Unsere Blicke richteten sich durch die Öffnung hindurch in den Nachthimmel, an dem die drei Monde und unzählige Sterne funkelten. Luna waren neben mir die Augen zugefallen, doch mich hielten die Ereignisse des heutigen Abends wach. Außerdem hatte ich noch nie in einem Wald oder einer Höhle übernachtet, ich war allgemein schon seit vielen Jahren nicht mehr außerhalb des Schlosses gewesen.
Doch trotzdem in der Nacht alles gruselig erschien, war das seichte Rauschen der Blätter einfach wunderschön. Ich atmete tief ein, die Luft roch nach Gras, Erde und frischem Baumharz.Langsam kroch die Müdigkeit in mich hinein, doch noch immer konnte ich die schrecklichen Gedanken nicht vertreiben.
Ich hatte alles verloren, das Leben was ich bis jetzt hatte, mein zu Hause, meinen Vater. Ich würde ihn nie wiedersehen können.
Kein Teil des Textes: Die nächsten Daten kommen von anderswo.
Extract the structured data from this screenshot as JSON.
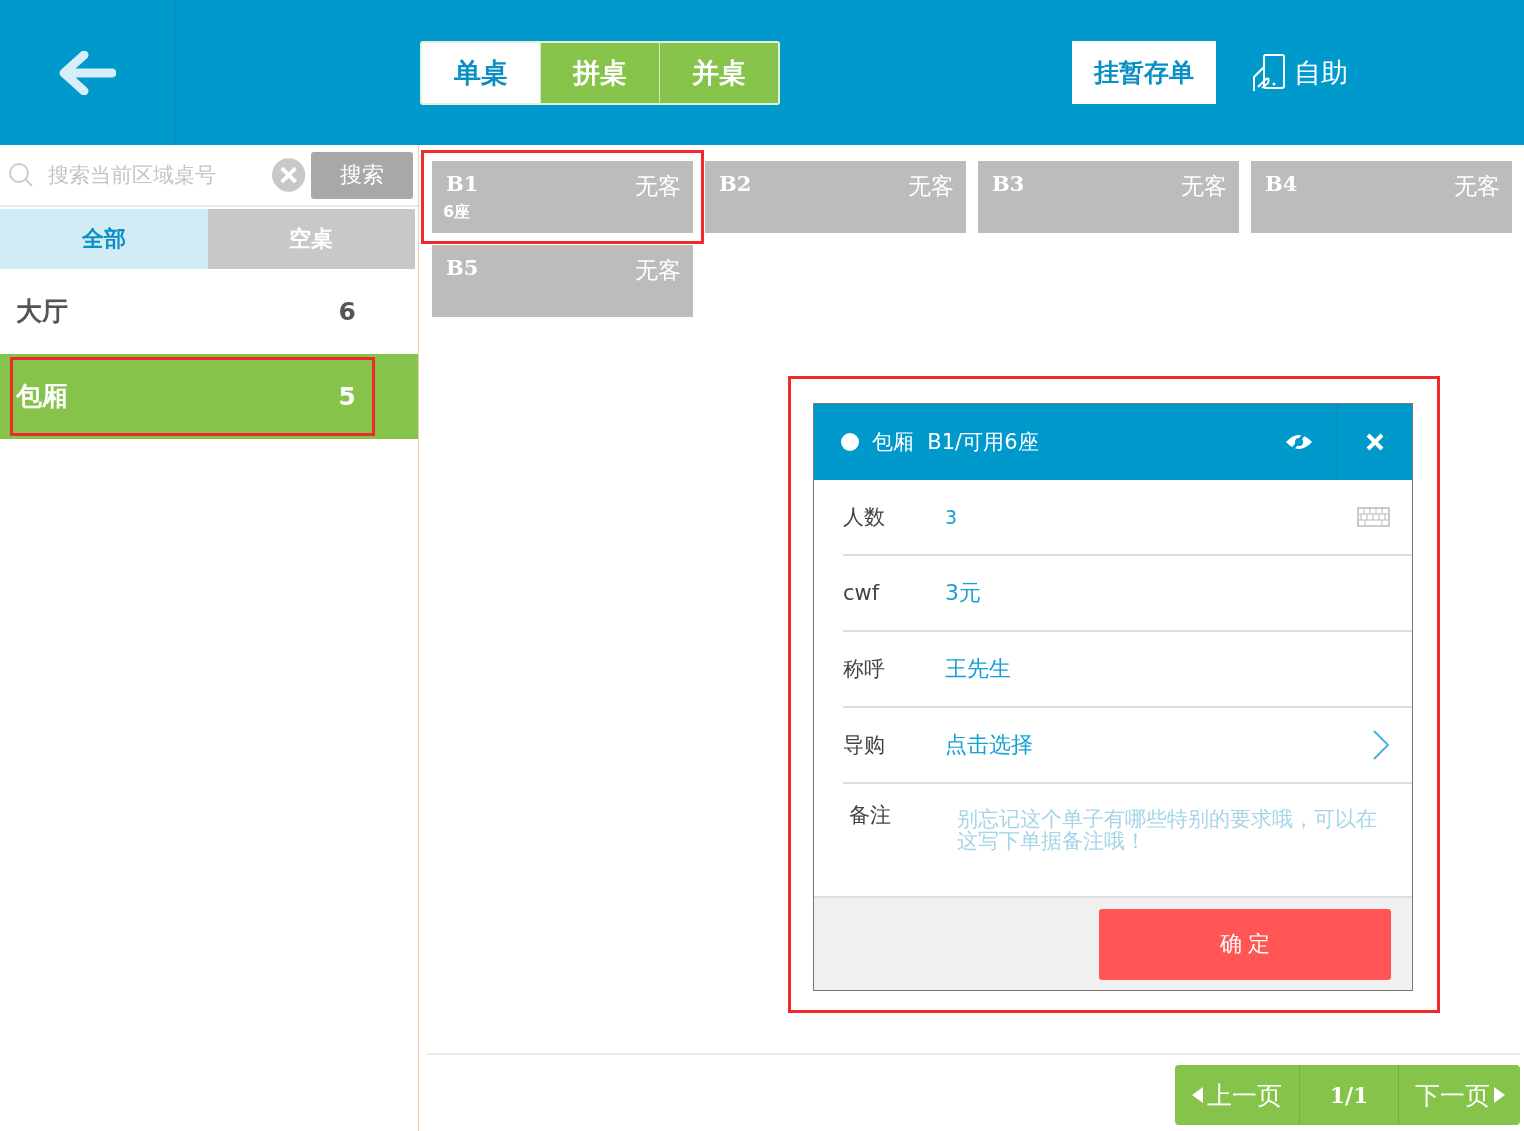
{
  "table_modes": [
    {
      "label": "单桌",
      "selected": true
    },
    {
      "label": "拼桌",
      "selected": false
    },
    {
      "label": "并桌",
      "selected": false
    }
  ],
  "hold_button": "挂暂存单",
  "self_service": "自助",
  "search": {
    "placeholder": "搜索当前区域桌号",
    "button": "搜索"
  },
  "filters": [
    {
      "label": "全部",
      "selected": true
    },
    {
      "label": "空桌",
      "selected": false
    }
  ],
  "areas": [
    {
      "name": "大厅",
      "count": "6",
      "selected": false,
      "highlighted": false
    },
    {
      "name": "包厢",
      "count": "5",
      "selected": true,
      "highlighted": true
    }
  ],
  "tables": [
    {
      "name": "B1",
      "status": "无客",
      "seats": "6座",
      "highlighted": true
    },
    {
      "name": "B2",
      "status": "无客",
      "highlighted": false
    },
    {
      "name": "B3",
      "status": "无客",
      "highlighted": false
    },
    {
      "name": "B4",
      "status": "无客",
      "highlighted": false
    },
    {
      "name": "B5",
      "status": "无客",
      "highlighted": false
    }
  ],
  "dialog": {
    "highlighted": true,
    "area": "包厢",
    "title": "B1/可用6座",
    "fields": [
      {
        "kind": "number",
        "label": "人数",
        "value": "3"
      },
      {
        "kind": "text",
        "label": "cwf",
        "value": "3元"
      },
      {
        "kind": "text",
        "label": "称呼",
        "value": "王先生"
      },
      {
        "kind": "select",
        "label": "导购",
        "value": "点击选择"
      },
      {
        "kind": "note",
        "label": "备注",
        "placeholder": "别忘记这个单子有哪些特别的要求哦，可以在这写下单据备注哦！"
      }
    ],
    "confirm": "确 定"
  },
  "pagination": {
    "prev": "上一页",
    "page": "1/1",
    "next": "下一页"
  }
}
So streng er auch gewesen sein mochte, er war meine einzige Familie. Egal wie oft wir uneinig waren oder stritten, nichts hätte je etwas daran geändert, dass ich ihn liebte.
Seit dem Tod meiner Mutter, hatten wir so viel gemeinsam durchstehen müssen, es war eine schwere Zeit, die uns wohl, jeden auf seine Art, geprägt hatte. Meinem Vater ging es immer nur um das Wohl des Königreiches, doch genauso um mein eigenes.
Nachdem die Königin damals in einer Stadt von Räubern überfallen und ermordet wurde, hatte mein Vater mir verboten, die Mauern des Schlosses zu verlassen. Als kleines Mädchen begriff ich natürlich nicht, warum mein eigener Vater mich in diesem Palast festhielt, damals kannte ich die Umstände des Todes meiner Mutter nicht.
Mit ihrem Ableben, war auch ein Teil seiner Seele mit ihr gegangen. Seit meinem vierzehnten Lebensjahr suchte er einen geeigneten Partner, in dessen Familie ich einheiraten konnte. Dabei ging es ihm einerseits um das politisch-wirtschaftliche Verhältnis zwischen zwei Familien, doch ich denke in erster Linie wollte er nicht, dass ich ebenso einsam war, wie er.
Wieder blitzten die Erinnerungen seines zusammengekrümmten Körpers in meinem Kopf auf. Ich hatte ihn einfach dort liegen lassen müssen. Es würde weder ein angemessenes Begräbnis für ihn geben, noch eine Feier zu seinen Ehren, wie sie sonst hohen Persönlichlkeiten des Landes zuteil wurde.
Obwohl mir diese unerträglichen Gedanken zusetzten, übermannte mich irgendwann die Müdigkeit. So weinte ich mich schließlich, an Lunas Seite gelehnt, in den Schlaf.